Breast feeding isn’t easy. Prior to the birth of our baby, we hadn’t really considered much more than the impending doom of labour – we assumed (naively) that we would just work the rest out as we went along. I think we were so transfixed on the birth that we didn’t really delve into the “truth” of life post-partum…breast feeding is a big part of that life. Like, a big part. As you can see by the pure excitement on his face, our baby loves the milch.

Everybody has their own opinions and ideas about bottle feeding vs breast feeding. Traditionally the message of “breast is best” has been sung from the mountain tops, but as science and formula based milk has progressed, it is argued that there is very little that divides the two sources of feeding. What you do comes down to what is best for your family; we personally opted for exclusive breast feeding for our baby boy.

The message we were broadcasted (in no uncertain terms) from NCT was, “breastfeeding shouldn’t hurt…ever.” I (as I’m sure some of you reading will agree) now know this is utter rubbish. Eddison is a month old now and my conclusion of the aforementioned advice is that in truth, breast feeding is hard. It’s not as simple as the diagrams and mannequin baby make it seem. Lis has persevered through pretty much every complication you can get with breast feeding. It hasn’t been pretty.
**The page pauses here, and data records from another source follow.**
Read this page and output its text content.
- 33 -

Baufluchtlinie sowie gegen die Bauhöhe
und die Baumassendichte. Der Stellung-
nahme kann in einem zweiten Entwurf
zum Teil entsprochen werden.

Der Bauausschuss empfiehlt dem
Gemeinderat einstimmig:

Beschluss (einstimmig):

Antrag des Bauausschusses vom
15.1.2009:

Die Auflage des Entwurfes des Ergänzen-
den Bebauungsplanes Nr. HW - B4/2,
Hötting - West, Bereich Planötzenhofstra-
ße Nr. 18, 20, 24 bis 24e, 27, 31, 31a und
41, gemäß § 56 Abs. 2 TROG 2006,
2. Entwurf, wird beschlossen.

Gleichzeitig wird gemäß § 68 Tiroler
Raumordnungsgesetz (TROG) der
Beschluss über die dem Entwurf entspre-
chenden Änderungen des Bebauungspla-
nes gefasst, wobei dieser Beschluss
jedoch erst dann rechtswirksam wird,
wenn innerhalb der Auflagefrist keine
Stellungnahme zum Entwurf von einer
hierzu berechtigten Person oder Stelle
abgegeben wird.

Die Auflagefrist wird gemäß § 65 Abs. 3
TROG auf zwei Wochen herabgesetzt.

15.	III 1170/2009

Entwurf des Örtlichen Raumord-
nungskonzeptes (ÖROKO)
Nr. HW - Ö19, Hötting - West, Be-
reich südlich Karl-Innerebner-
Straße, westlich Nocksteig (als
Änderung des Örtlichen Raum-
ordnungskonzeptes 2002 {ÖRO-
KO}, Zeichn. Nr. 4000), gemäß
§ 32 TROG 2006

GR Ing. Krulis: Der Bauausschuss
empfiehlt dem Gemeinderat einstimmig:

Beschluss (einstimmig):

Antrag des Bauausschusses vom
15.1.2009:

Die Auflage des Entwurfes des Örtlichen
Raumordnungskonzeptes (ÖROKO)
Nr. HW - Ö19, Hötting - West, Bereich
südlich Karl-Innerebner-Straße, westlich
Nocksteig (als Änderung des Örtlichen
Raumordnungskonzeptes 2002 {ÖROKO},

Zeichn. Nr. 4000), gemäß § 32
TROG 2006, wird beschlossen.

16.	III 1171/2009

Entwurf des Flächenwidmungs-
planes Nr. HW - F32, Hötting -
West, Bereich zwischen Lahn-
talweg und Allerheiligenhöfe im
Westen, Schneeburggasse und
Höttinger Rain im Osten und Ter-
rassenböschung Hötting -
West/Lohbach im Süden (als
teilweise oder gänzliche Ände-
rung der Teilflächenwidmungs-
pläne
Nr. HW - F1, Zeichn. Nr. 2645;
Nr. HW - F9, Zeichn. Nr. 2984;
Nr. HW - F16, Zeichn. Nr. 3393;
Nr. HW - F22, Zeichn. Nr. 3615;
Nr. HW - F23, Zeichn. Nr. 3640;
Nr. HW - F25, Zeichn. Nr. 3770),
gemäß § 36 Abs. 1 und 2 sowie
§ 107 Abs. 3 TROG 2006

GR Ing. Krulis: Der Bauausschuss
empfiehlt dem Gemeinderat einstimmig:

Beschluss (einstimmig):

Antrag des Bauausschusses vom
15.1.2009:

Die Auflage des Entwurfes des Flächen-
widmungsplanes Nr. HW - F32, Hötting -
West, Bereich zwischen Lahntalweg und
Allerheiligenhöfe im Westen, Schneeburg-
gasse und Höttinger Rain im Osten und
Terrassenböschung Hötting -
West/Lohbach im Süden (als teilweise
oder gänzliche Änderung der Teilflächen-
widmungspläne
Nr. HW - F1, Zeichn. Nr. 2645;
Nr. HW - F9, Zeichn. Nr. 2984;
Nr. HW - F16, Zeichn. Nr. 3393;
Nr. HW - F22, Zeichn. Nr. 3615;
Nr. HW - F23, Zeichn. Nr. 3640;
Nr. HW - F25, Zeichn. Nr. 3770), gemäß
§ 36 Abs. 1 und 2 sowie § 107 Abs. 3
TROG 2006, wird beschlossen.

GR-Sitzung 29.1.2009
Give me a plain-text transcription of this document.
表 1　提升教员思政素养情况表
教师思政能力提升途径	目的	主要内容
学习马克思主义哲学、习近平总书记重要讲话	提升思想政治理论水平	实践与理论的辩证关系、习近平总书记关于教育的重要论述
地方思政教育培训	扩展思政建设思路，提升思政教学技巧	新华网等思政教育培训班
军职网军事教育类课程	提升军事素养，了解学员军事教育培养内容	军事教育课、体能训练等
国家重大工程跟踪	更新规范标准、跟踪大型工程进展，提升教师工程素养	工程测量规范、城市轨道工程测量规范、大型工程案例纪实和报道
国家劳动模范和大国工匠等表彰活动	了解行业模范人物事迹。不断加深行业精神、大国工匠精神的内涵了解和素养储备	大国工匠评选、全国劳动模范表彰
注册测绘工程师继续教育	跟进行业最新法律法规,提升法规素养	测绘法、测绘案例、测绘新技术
Now, I’m not saying all this to scare anybody…in fact I’m trying to do the opposite. Should breast feeding hurt? No, not once you and the baby are established. BUT getting established can be a real challenge and that’s something a lot of people don’t talk about. Mastitus, sore nipples, thrush among other things put hurdles in the way and even from an observer’s point of view aren’t pleasant.

As a dad, you are left pretty powerless with the exclusive breast feeding route to begin with – especially whilst the baby establishes their feeding methods and habits. It’s such an important time for bonding between mother and baby and as a dad, you need to be there to support your partner. If mum is having a hard time, here are a few ways you can help:

-Expressing milk – with a store of breast milk, it is possible for the dad to take over and do a feed or two a day to give mum a rest. An electric pump is a good idea if you’re expressing a lot, but if you’re happy to do it by hand, that’s possible too. Our Medela Swing pump has been a life saver. It allows me to feed Eddison while Lis catches up on some sleep or rests her boobs.
– Creams –  there are tonnes of creams available – go for something with a high concentration of lanoline. Get your partner something to soothe between feeds. Again Medela do a great cream that doesn’t need washing off beore the baby feeds.

-Nipple compresses – Hands down one of the best things Lis used were nipple compresses that we kept in the fridge. Well worth it.

-Remind them that they are doing a great job. Sounds daft really, but a bit of moral support goes a long way at 3.42am…don’t expect a positive response, but it will help.

-Get them some help and advice from other women. People have done this for years…encourage your partner to talk and listen to others. There are loads of people but some of the most helpful have been

Breast feeding is one of the most natural things ever, but that doesn’t mean it’s easy. Guys, make sure you (try) to help out!